LAST WEEK, WHILE going over some notes that dated back some 40 years, I came across an observation of the 19th century German nationalist and historian Heinrich von Treitschke that had been carefully copied. Writing on the furore over the German annexation of Alsace-Lorraine in 1870, Treitschke had written: “We Germans, who know both Germany and France, know what is for the good of the Alsatians than do those unhappy people themselves… We desire, even against their will, to restore them to themselves.”
The profound arrogance that sometimes manifests itself in supposedly knowing what is good for others is a necessary hallmark of politics. The successful ability to aggregate the expressed and innermost thoughts of people is what makes for good politics in a democracy. To encapsulate the popular will and aspirations is, however, just one (less creative) part of politics.
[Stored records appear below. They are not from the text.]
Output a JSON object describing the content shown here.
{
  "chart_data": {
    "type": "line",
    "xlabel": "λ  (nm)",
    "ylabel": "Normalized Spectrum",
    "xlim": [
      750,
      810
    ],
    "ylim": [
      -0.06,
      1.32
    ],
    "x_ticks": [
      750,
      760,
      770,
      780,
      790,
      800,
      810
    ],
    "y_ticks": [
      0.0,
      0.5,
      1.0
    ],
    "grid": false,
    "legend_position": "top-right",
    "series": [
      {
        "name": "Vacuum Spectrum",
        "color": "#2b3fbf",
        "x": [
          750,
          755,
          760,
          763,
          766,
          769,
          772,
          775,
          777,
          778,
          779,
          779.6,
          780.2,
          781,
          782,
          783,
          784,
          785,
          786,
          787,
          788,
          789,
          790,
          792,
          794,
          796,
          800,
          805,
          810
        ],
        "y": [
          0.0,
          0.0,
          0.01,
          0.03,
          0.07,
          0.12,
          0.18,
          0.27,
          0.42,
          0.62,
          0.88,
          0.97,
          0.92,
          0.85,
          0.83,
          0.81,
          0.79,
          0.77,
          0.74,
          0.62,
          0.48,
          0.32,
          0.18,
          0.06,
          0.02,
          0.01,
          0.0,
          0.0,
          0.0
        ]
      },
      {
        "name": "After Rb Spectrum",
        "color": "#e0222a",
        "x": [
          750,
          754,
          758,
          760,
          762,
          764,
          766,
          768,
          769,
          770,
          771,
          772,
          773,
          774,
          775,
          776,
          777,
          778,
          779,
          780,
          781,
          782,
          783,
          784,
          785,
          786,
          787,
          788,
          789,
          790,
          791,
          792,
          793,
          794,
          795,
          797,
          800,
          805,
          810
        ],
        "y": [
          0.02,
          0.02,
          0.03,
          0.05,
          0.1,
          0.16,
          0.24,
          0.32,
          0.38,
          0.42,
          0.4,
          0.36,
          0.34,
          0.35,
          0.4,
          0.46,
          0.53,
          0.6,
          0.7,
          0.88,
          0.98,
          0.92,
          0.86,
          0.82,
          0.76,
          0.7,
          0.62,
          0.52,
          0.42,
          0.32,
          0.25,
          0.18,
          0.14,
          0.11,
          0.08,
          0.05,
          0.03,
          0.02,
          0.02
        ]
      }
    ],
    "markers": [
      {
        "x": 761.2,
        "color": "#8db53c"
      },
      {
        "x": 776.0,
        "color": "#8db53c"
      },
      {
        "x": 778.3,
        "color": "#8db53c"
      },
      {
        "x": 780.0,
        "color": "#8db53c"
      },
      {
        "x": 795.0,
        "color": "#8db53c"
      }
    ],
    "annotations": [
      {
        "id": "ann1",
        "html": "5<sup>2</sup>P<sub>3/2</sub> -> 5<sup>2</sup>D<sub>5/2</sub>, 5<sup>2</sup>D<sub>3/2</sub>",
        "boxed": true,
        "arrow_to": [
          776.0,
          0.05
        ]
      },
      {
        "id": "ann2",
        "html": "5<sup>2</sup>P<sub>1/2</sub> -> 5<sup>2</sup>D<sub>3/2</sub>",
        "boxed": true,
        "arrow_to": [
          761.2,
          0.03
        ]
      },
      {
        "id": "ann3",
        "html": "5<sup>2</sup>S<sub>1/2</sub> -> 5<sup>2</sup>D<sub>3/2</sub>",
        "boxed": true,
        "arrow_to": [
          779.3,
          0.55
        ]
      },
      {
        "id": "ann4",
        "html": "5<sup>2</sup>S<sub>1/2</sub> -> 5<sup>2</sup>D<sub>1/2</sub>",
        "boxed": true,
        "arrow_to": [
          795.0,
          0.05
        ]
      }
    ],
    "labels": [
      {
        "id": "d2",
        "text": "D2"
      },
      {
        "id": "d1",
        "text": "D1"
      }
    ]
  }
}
A great leader, by very definition, must chart a way through unknown territory. He must inspire enough confidence in people to make them realise that the path not taken was the less worthwhile option. A less worthwhile leader, however, is unlikely to venture into unknown territory and would prefer to play safe, for this too often promises electoral dividends.
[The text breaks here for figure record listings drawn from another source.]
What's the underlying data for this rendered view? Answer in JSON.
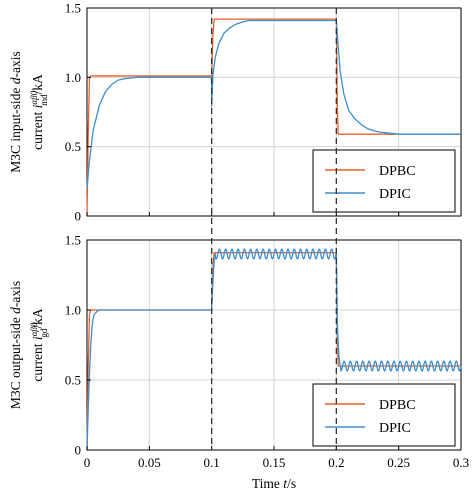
{
  "colors": {
    "dpbc": "#e8622a",
    "dpic": "#3a8fcf",
    "grid": "#d4d4d4",
    "marker_dash": "#333333"
  },
  "xaxis": {
    "label_prefix": "Time ",
    "label_var": "t",
    "label_suffix": "/s"
  },
  "chart_data": [
    {
      "type": "line",
      "ylabel": {
        "line1_a": "M3C input-side ",
        "line1_var": "d",
        "line1_b": "-axis",
        "line2_a": "current ",
        "line2_sym": "i",
        "line2_sup": "αβ0",
        "line2_sub": "md",
        "line2_b": "/kA"
      },
      "xlim": [
        0,
        0.3
      ],
      "ylim": [
        0,
        1.5
      ],
      "xticks": [
        0,
        0.05,
        0.1,
        0.15,
        0.2,
        0.25,
        0.3
      ],
      "xtick_labels": [
        "",
        "",
        "",
        "",
        "",
        "",
        ""
      ],
      "yticks": [
        0,
        0.5,
        1.0,
        1.5
      ],
      "ytick_labels": [
        "0",
        "0.5",
        "1.0",
        "1.5"
      ],
      "grid": true,
      "legend_position": "lower-right",
      "step_times": [
        0.1,
        0.2
      ],
      "levels": [
        1.0,
        1.41,
        0.59
      ],
      "series": [
        {
          "name": "DPBC",
          "color_key": "dpbc",
          "x": [
            0,
            0.001,
            0.002,
            0.003,
            0.0995,
            0.1,
            0.101,
            0.102,
            0.104,
            0.1995,
            0.2,
            0.2008,
            0.2015,
            0.3
          ],
          "y": [
            0.0,
            0.6,
            1.0,
            1.01,
            1.01,
            1.0,
            1.3,
            1.42,
            1.42,
            1.42,
            1.42,
            0.8,
            0.59,
            0.59
          ]
        },
        {
          "name": "DPIC",
          "color_key": "dpic",
          "x": [
            0,
            0.002,
            0.005,
            0.01,
            0.015,
            0.02,
            0.025,
            0.03,
            0.035,
            0.04,
            0.045,
            0.05,
            0.06,
            0.07,
            0.0999,
            0.1,
            0.101,
            0.103,
            0.106,
            0.11,
            0.115,
            0.12,
            0.125,
            0.13,
            0.14,
            0.15,
            0.2,
            0.2005,
            0.203,
            0.206,
            0.21,
            0.215,
            0.22,
            0.225,
            0.23,
            0.235,
            0.24,
            0.25,
            0.3
          ],
          "y": [
            0.2,
            0.4,
            0.62,
            0.8,
            0.9,
            0.95,
            0.98,
            0.99,
            0.995,
            1.0,
            1.0,
            1.0,
            1.0,
            1.0,
            1.0,
            0.79,
            1.02,
            1.15,
            1.25,
            1.32,
            1.36,
            1.385,
            1.4,
            1.41,
            1.41,
            1.41,
            1.41,
            1.35,
            1.05,
            0.88,
            0.76,
            0.7,
            0.66,
            0.63,
            0.615,
            0.605,
            0.6,
            0.59,
            0.59
          ]
        }
      ]
    },
    {
      "type": "line",
      "ylabel": {
        "line1_a": "M3C output-side ",
        "line1_var": "d",
        "line1_b": "-axis",
        "line2_a": "current ",
        "line2_sym": "i",
        "line2_sup": "αβ0",
        "line2_sub": "gd",
        "line2_b": "/kA"
      },
      "xlim": [
        0,
        0.3
      ],
      "ylim": [
        0,
        1.5
      ],
      "xticks": [
        0,
        0.05,
        0.1,
        0.15,
        0.2,
        0.25,
        0.3
      ],
      "xtick_labels": [
        "0",
        "0.05",
        "0.1",
        "0.15",
        "0.2",
        "0.25",
        "0.3"
      ],
      "yticks": [
        0,
        0.5,
        1.0,
        1.5
      ],
      "ytick_labels": [
        "0",
        "0.5",
        "1.0",
        "1.5"
      ],
      "grid": true,
      "legend_position": "lower-right",
      "step_times": [
        0.1,
        0.2
      ],
      "levels": [
        1.0,
        1.41,
        0.59
      ],
      "series": [
        {
          "name": "DPBC",
          "color_key": "dpbc",
          "x": [
            0,
            0.001,
            0.002,
            0.003,
            0.0995,
            0.1,
            0.101,
            0.102,
            0.104,
            0.1995,
            0.2,
            0.2008,
            0.2015,
            0.3
          ],
          "y": [
            0.0,
            0.6,
            0.97,
            1.0,
            1.0,
            1.0,
            1.3,
            1.41,
            1.41,
            1.41,
            1.41,
            0.8,
            0.6,
            0.6
          ]
        },
        {
          "name": "DPIC",
          "color_key": "dpic",
          "x": [
            0,
            0.001,
            0.002,
            0.003,
            0.004,
            0.005,
            0.006,
            0.008,
            0.01,
            0.05,
            0.0999,
            0.1,
            0.101,
            0.102,
            0.103,
            0.2,
            0.2005,
            0.201,
            0.202,
            0.203,
            0.3
          ],
          "y": [
            0.0,
            0.3,
            0.55,
            0.75,
            0.88,
            0.94,
            0.97,
            0.99,
            1.0,
            1.0,
            1.0,
            1.0,
            1.2,
            1.35,
            1.4,
            1.4,
            1.1,
            0.85,
            0.68,
            0.6,
            0.6
          ],
          "ripple": {
            "amplitude_kA": 0.035,
            "frequency_hz": 200,
            "start_s": 0.1
          }
        }
      ]
    }
  ]
}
The challenges in politics are, therefore, daunting and the successful exercise of choice doesn’t, under any circumstances, guarantee an honoured place in the history books. It is risk-taking all the way.
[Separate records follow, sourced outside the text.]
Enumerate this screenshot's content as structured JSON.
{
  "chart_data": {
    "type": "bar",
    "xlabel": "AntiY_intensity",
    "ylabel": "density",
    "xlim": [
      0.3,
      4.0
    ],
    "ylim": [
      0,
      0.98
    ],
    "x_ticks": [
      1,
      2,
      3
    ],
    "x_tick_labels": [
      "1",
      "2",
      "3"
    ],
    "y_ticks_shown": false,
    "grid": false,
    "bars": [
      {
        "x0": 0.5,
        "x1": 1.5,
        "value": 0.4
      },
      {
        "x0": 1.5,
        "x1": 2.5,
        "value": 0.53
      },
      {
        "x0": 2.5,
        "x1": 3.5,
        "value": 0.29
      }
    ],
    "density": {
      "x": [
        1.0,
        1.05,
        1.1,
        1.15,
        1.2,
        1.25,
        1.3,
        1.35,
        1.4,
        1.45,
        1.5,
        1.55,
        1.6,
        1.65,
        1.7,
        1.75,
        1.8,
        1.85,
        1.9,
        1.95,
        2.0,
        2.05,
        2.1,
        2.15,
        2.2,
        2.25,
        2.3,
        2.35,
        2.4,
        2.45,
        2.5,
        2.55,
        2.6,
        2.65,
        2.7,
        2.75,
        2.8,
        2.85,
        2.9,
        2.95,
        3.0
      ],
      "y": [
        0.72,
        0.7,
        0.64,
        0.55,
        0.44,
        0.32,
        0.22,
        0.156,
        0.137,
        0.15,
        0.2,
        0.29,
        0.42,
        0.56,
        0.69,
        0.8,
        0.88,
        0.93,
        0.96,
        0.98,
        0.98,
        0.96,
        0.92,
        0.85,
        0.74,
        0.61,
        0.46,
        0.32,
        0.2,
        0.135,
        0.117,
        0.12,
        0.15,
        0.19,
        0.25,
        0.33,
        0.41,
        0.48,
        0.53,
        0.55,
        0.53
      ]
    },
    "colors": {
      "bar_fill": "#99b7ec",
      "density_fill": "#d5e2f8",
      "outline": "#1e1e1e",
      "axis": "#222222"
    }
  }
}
This homily on politics and leadership has been occasioned by an issue that has been thrust on India by international developments. Until, say, 2018, few of us in this country had devoted much attention to the phenomenon of cryptocurrencies. Yes, some had undeniably heard of Bitcoin but probably had the haziest idea of what it was all about. The idea of an unregulated international virtual currency belonged either to the realm of science fiction or was believed to be some complex and incomprehensible financial instrument best known to the buffs. At one time, I remember thinking that cryptocurrency was—like Esperanto—a noble but unrealisable endeavour. In any case, most of us believed that there were other more pressing problems confronting India.
I don’t know whether it was a Supreme Court judgment or the macabre attraction of something new, but the latest indicators suggest that 10.7 crore Indians have put money into Bitcoin, Ethereum or one of the umpteen crypto-tokens that have proliferated globally. That makes Indians the largest group to experiment with this phenomenon. The governor of the Reserve Bank recently said that cryptocurrency wasn’t too much of an issue in India. He was wrong. The non-official estimates suggest that India at 10.7 crypto investors is way ahead of the 2.74 crore in the US, 1.74 crore in Russia and 1.30 crore in Nigeria. Today, by investing as little as `500, an Indian can have a stake in a crypto-token.
Admittedly, the crypto-token trade has an illegal and sinister dimension to it. There are constant allegations that drug money, terror funding and the proceeds of corruption are parked into crypto-tokens. The Government has even taken legal action against some believed to have undertaken money laundering using crypto-tokens. The charges are entirely believable and criminality invariably flows from total deregulation and anarchy.
However, in the main, crypto-tokens appear to have found favour with small-time investors, mainly the young, who are in it for two reasons. Firstly, there is a clear speculative dimension in trading in things where prices can rise or fall by as much as 5 per cent in a single day, and where canny speculators can double or even treble their money in six months. They can also lose all their invested capital. Secondly, there appears to be a clear link between the trade in crypto-tokens and blockchain technology. I am no expert in this field, but those who know suggest that some of the more interesting innovations, such as the near-instant and cheap transmission of money across national boundaries, have been effected by some crypto-tokens. Then there is this whole business of data mining which involves the buffs resolving utterly complex mathematical problems, for a fee, of course.
It is the second issue that needs to be examined very carefully by policymakers. There is often an instinctive delight in banning something that politicians and babus can neither control, nor truly comprehend. They can presume to safeguard the moral and financial health of citizens because they just know what is good for us—as Treitschke suggested was the case with the Germans and Alsatians. Alternatively, we can loosely regulate, learn and keep faith in people’s good judgement.